The popularity of annuities has continued to grow, with the average annuity purchase size increasing by over 160 per cent since 2021, according to research from Hargreaves Lansdown.
The research found that the average annuity purchase size increased from £62,301 in the first six months of 2021 to £162,729 in the same period of 2025.
The firm suggested that whilst 2024 was the best year for annuities since the introduction of freedom and choice, 2025 looks set to build on this momentum, with more and more people making use of annuities as part of their retirement planning
Indeed, Hargreaves Lansdown head of retirement analysis, Helen Morrissey, highlighted the trend as an indication that the values on offer are appealing to a greater range of people, arguing that this "flies in the face of the idea that people with bigger pension pots opt for income drawdown".
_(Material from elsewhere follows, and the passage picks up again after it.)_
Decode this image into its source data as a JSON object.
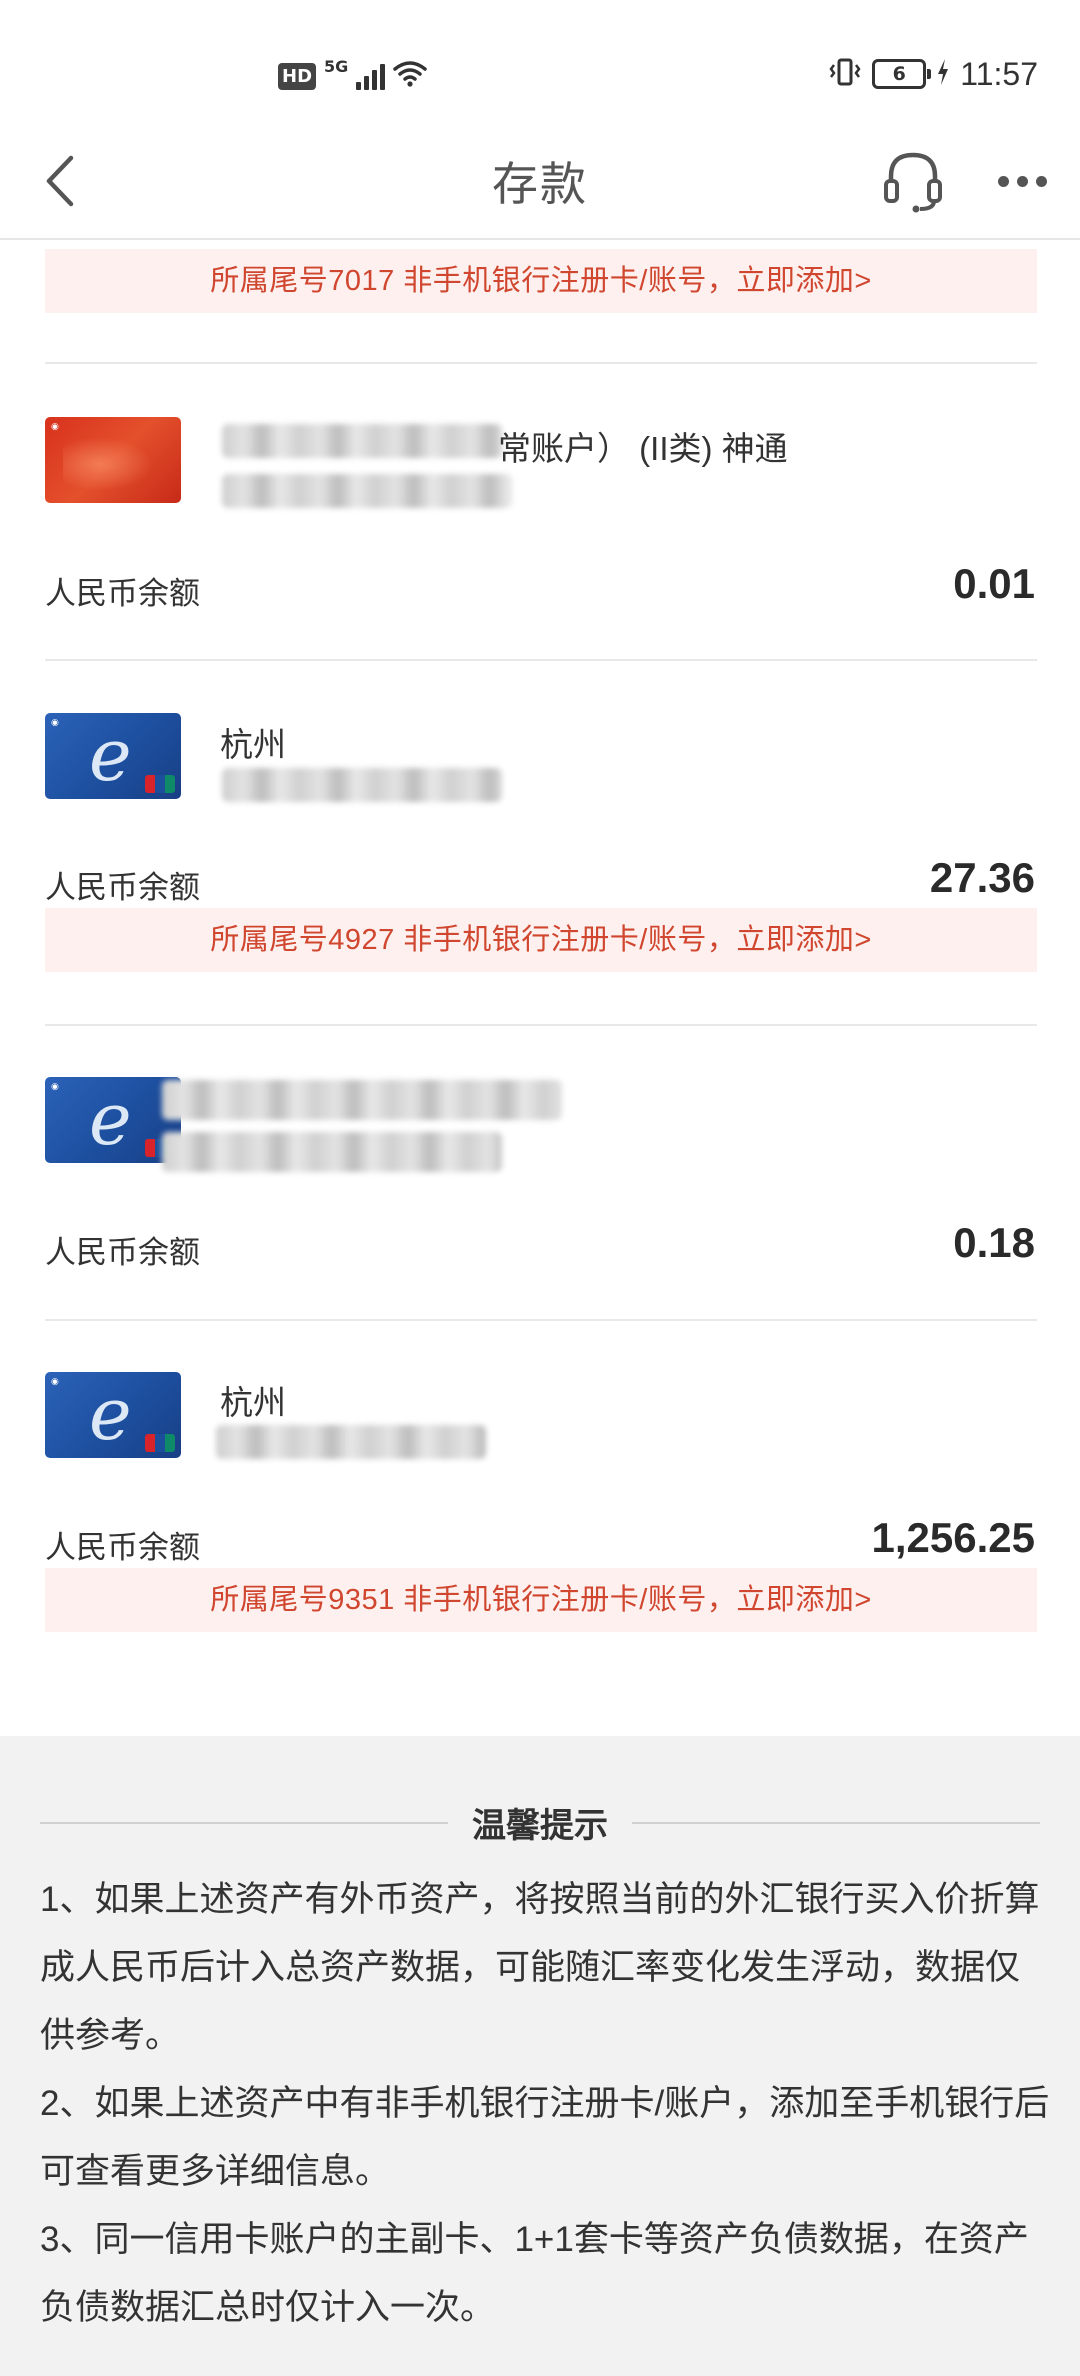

Morrissey said the reason for the rise in annuity purchases was “easy” to see when considering market trends over the past few years, pointing out that annuity rates have "boomed" off the back of soaring interest rates and high gilt yields.
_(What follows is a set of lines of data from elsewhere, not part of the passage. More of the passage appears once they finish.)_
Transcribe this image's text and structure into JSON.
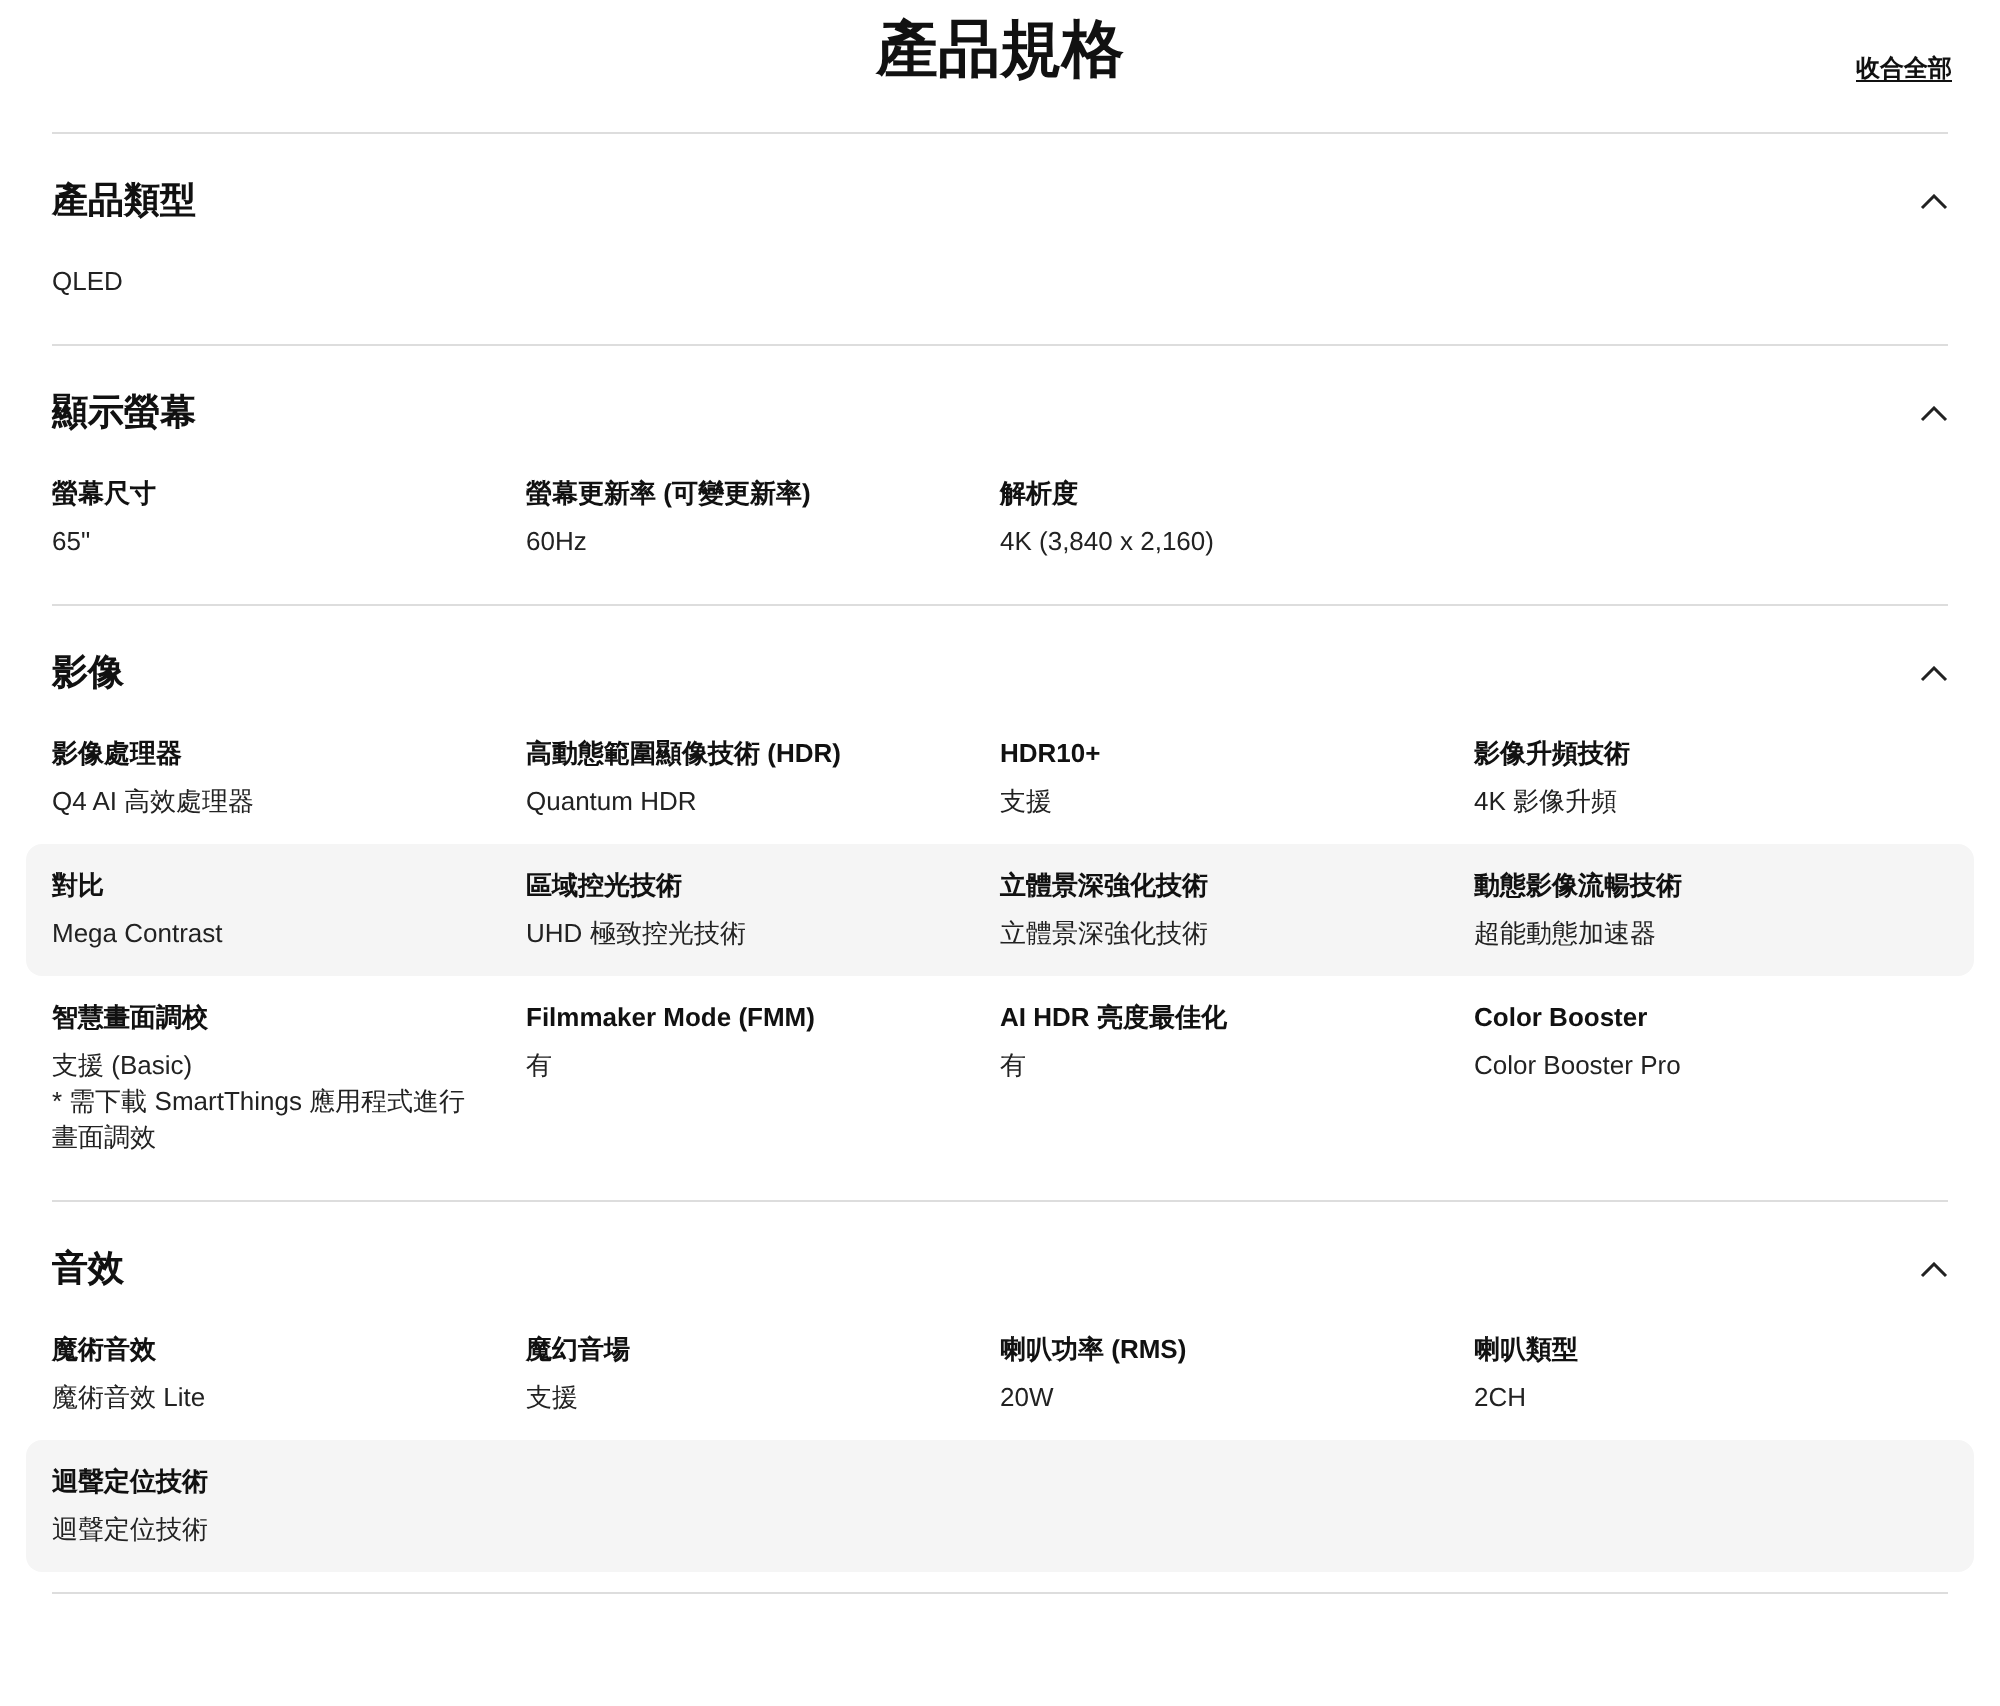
{
  "title": "產品規格",
  "collapse_all": "收合全部",
  "sections": [
    {
      "heading": "產品類型",
      "expanded": true,
      "rows": [
        {
          "shaded": false,
          "specs": [
            {
              "value": [
                "QLED"
              ]
            }
          ]
        }
      ]
    },
    {
      "heading": "顯示螢幕",
      "expanded": true,
      "rows": [
        {
          "shaded": false,
          "specs": [
            {
              "label": "螢幕尺寸",
              "value": [
                "65\""
              ]
            },
            {
              "label": "螢幕更新率 (可變更新率)",
              "value": [
                "60Hz"
              ]
            },
            {
              "label": "解析度",
              "value": [
                "4K (3,840 x 2,160)"
              ]
            }
          ]
        }
      ]
    },
    {
      "heading": "影像",
      "expanded": true,
      "rows": [
        {
          "shaded": false,
          "specs": [
            {
              "label": "影像處理器",
              "value": [
                "Q4 AI 高效處理器"
              ]
            },
            {
              "label": "高動態範圍顯像技術 (HDR)",
              "value": [
                "Quantum HDR"
              ]
            },
            {
              "label": "HDR10+",
              "value": [
                "支援"
              ]
            },
            {
              "label": "影像升頻技術",
              "value": [
                "4K 影像升頻"
              ]
            }
          ]
        },
        {
          "shaded": true,
          "specs": [
            {
              "label": "對比",
              "value": [
                "Mega Contrast"
              ]
            },
            {
              "label": "區域控光技術",
              "value": [
                "UHD 極致控光技術"
              ]
            },
            {
              "label": "立體景深強化技術",
              "value": [
                "立體景深強化技術"
              ]
            },
            {
              "label": "動態影像流暢技術",
              "value": [
                "超能動態加速器"
              ]
            }
          ]
        },
        {
          "shaded": false,
          "specs": [
            {
              "label": "智慧畫面調校",
              "value": [
                "支援 (Basic)",
                "* 需下載 SmartThings 應用程式進行",
                "畫面調效"
              ]
            },
            {
              "label": "Filmmaker Mode (FMM)",
              "value": [
                "有"
              ]
            },
            {
              "label": "AI HDR 亮度最佳化",
              "value": [
                "有"
              ]
            },
            {
              "label": "Color Booster",
              "value": [
                "Color Booster Pro"
              ]
            }
          ]
        }
      ]
    },
    {
      "heading": "音效",
      "expanded": true,
      "rows": [
        {
          "shaded": false,
          "specs": [
            {
              "label": "魔術音效",
              "value": [
                "魔術音效 Lite"
              ]
            },
            {
              "label": "魔幻音場",
              "value": [
                "支援"
              ]
            },
            {
              "label": "喇叭功率 (RMS)",
              "value": [
                "20W"
              ]
            },
            {
              "label": "喇叭類型",
              "value": [
                "2CH"
              ]
            }
          ]
        },
        {
          "shaded": true,
          "specs": [
            {
              "label": "迴聲定位技術",
              "value": [
                "迴聲定位技術"
              ]
            }
          ]
        }
      ]
    }
  ]
}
She also emphasised that even the recent decision from the Bank of England to cut rates has had little impact on the incomes on offer to consumers.
"The most recent data from HL’s annuity comparison service shows a 65-year-old with a £100,000 pension can get up to £7,793 per year with a single life level annuity with a five-year guarantee," she explained.
"This is close to all-time highs and a vast improvement on the £4,943 available in August 2021."
Given this, she explained that people seeking some guaranteed income are increasingly choosing to “lock in”.
However, she admitted that the irreversible nature of annuity purchases means product choice remains critical, stressing the need for savers to do research.
In particular, Morrissey pointed out that factors such as partner provision, inflation protection, and the balance between annuitisation and drawdown should all be taken into account.